Now, her mother’s gown is displayed on a mannequin near the first gown with a picture of her mother and father on their wedding day.

Miller said that when she recently pulled the gown out of her mother’s cedar closet, it was stunning, with a hemline that’s short in the front and longer in the back for the train.

“That’s what a lot of the brides dresses are now,” she said, adding that styles tend to come back.

Her parents, Virginia and Joseph Francis Soumis, were married in June of 1949 in a small town in northern Michigan.

“It was an all-day affair, and the whole town was invited,” Miller said of her mother’s wedding.

They were married for 56 years until her father’s death.

Miller’s mother’s life is a lesson in history, itself. She retired from Chrysler in 1978 after taking a job with the company in 1942, living through union-busting and so much more.

“She was one of the original Rosie Riveters,” Miller said.

“She’s lived a great life,” she added.

Her mother can still tell the stories of her life and experiences in rich detail, Miller said.

“It’s like listening to a recorded historical channel when you talk to my mom,” Miller said.

Miller said she was pleased when Kent agreed to have the gown and said she remembers how helpful Kent was with her students when they visited.

Miller said she used to bring the students as part of the social studies curriculum.
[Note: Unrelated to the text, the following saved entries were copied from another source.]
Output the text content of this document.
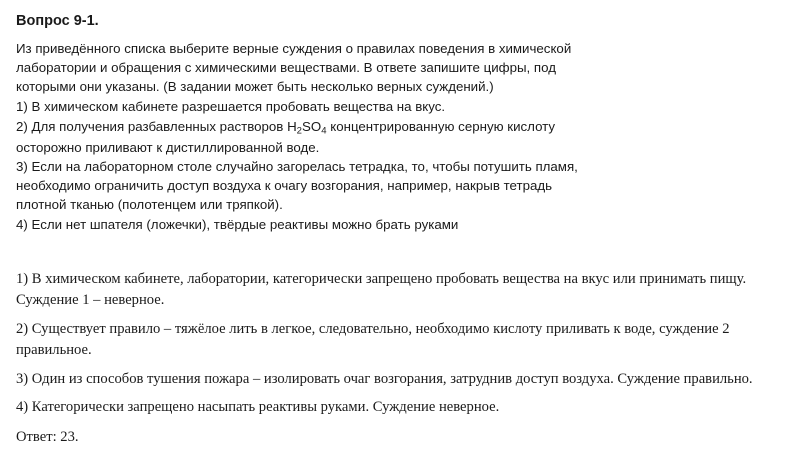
Вопрос 9-1.

Из приведённого списка выберите верные суждения о правилах поведения в химической
лаборатории и обращения с химическими веществами. В ответе запишите цифры, под
которыми они указаны. (В задании может быть несколько верных суждений.)

1) В химическом кабинете разрешается пробовать вещества на вкус.

2) Для получения разбавленных растворов $H_2SO_4$ концентрированную серную кислоту
осторожно приливают к дистиллированной воде.

3) Если на лабораторном столе случайно загорелась тетрадка, то, чтобы потушить пламя,
необходимо ограничить доступ воздуха к очагу возгорания, например, накрыв тетрадь
плотной тканью (полотенцем или тряпкой).

4) Если нет шпателя (ложечки), твёрдые реактивы можно брать руками

1) В химическом кабинете, лаборатории, категорически запрещено пробовать вещества на вкус или принимать пищу. Суждение 1 – неверное.

2) Существует правило – тяжёлое лить в легкое, следовательно, необходимо кислоту приливать к воде, суждение 2 правильное.

3) Один из способов тушения пожара – изолировать очаг возгорания, затруднив доступ воздуха. Суждение правильно.

4) Категорически запрещено насыпать реактивы руками. Суждение неверное.

Ответ: 23.
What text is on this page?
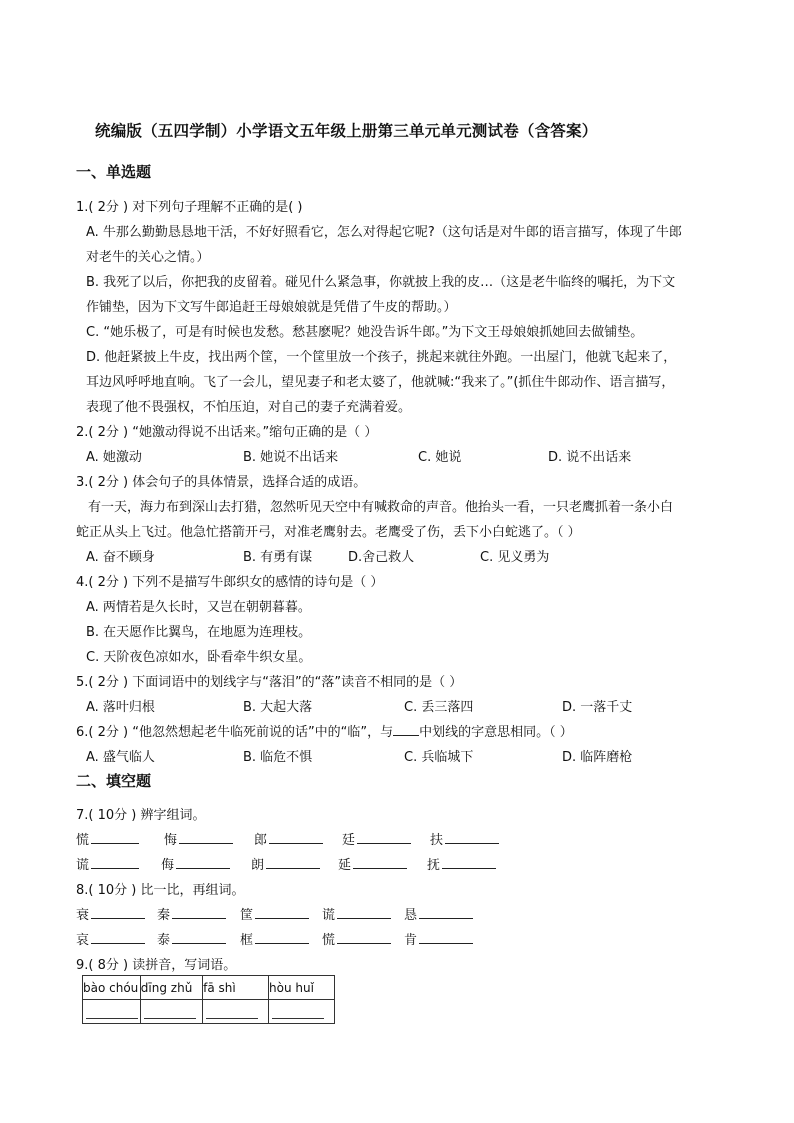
统编版（五四学制）小学语文五年级上册第三单元单元测试卷（含答案）
一、单选题
1.( 2分 ) 对下列句子理解不正确的是( )
A. 牛那么勤勤恳恳地干活，不好好照看它，怎么对得起它呢?（这句话是对牛郎的语言描写，体现了牛郎
对老牛的关心之情。）
B. 我死了以后，你把我的皮留着。碰见什么紧急事，你就披上我的皮…（这是老牛临终的嘱托，为下文
作铺垫，因为下文写牛郎追赶王母娘娘就是凭借了牛皮的帮助。）
C. “她乐极了，可是有时候也发愁。愁甚麽呢？她没告诉牛郎。”为下文王母娘娘抓她回去做铺垫。
D. 他赶紧披上牛皮，找出两个筐，一个筐里放一个孩子，挑起来就往外跑。一出屋门，他就飞起来了，
耳边风呼呼地直响。飞了一会儿，望见妻子和老太婆了，他就喊:“我来了。”(抓住牛郎动作、语言描写，
表现了他不畏强权，不怕压迫，对自己的妻子充满着爱。
2.( 2分 ) “她激动得说不出话来。”缩句正确的是（ ）
A. 她激动	B. 她说不出话来	C. 她说	D. 说不出话来
3.( 2分 ) 体会句子的具体情景，选择合适的成语。
有一天，海力布到深山去打猎，忽然听见天空中有喊救命的声音。他抬头一看，一只老鹰抓着一条小白
蛇正从头上飞过。他急忙搭箭开弓，对准老鹰射去。老鹰受了伤，丢下小白蛇逃了。（ ）
A. 奋不顾身	B. 有勇有谋	D.舍己救人	C. 见义勇为
4.( 2分 ) 下列不是描写牛郎织女的感情的诗句是（ ）
A. 两情若是久长时，又岂在朝朝暮暮。
B. 在天愿作比翼鸟，在地愿为连理枝。
C. 天阶夜色凉如水，卧看牵牛织女星。
5.( 2分 ) 下面词语中的划线字与“落泪”的“落”读音不相同的是（ ）
A. 落叶归根	B. 大起大落	C. 丢三落四	D. 一落千丈
6.( 2分 ) “他忽然想起老牛临死前说的话”中的“临”，与 中划线的字意思相同。（ ）
A. 盛气临人	B. 临危不惧	C. 兵临城下	D. 临阵磨枪
二、填空题
7.( 10分 ) 辨字组词。
慌	悔	郎	廷	扶
谎	侮	朗	延	抚
8.( 10分 ) 比一比，再组词。
衰	秦	筐	谎	恳
哀	泰	框	慌	肯
9.( 8分 ) 读拼音，写词语。
bào chóu	dīng zhǔ	fā shì	hòu huǐ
What she loved about the room was that it provided history that the students could feel and experience.

“It always was comparing then and now,” Miller said.

“They encourage hands-on, where the students could actually touch stuff,” Miller said of the Heritage Room.

Students could try out a scrub board, old-fashioned telephone, quill and ink, a typewriter and more.

“It was fabulous,” Miller said.

Now, a piece of her own mother’s life will be on display for future generations of young girls to admire as they learn the history of a different era.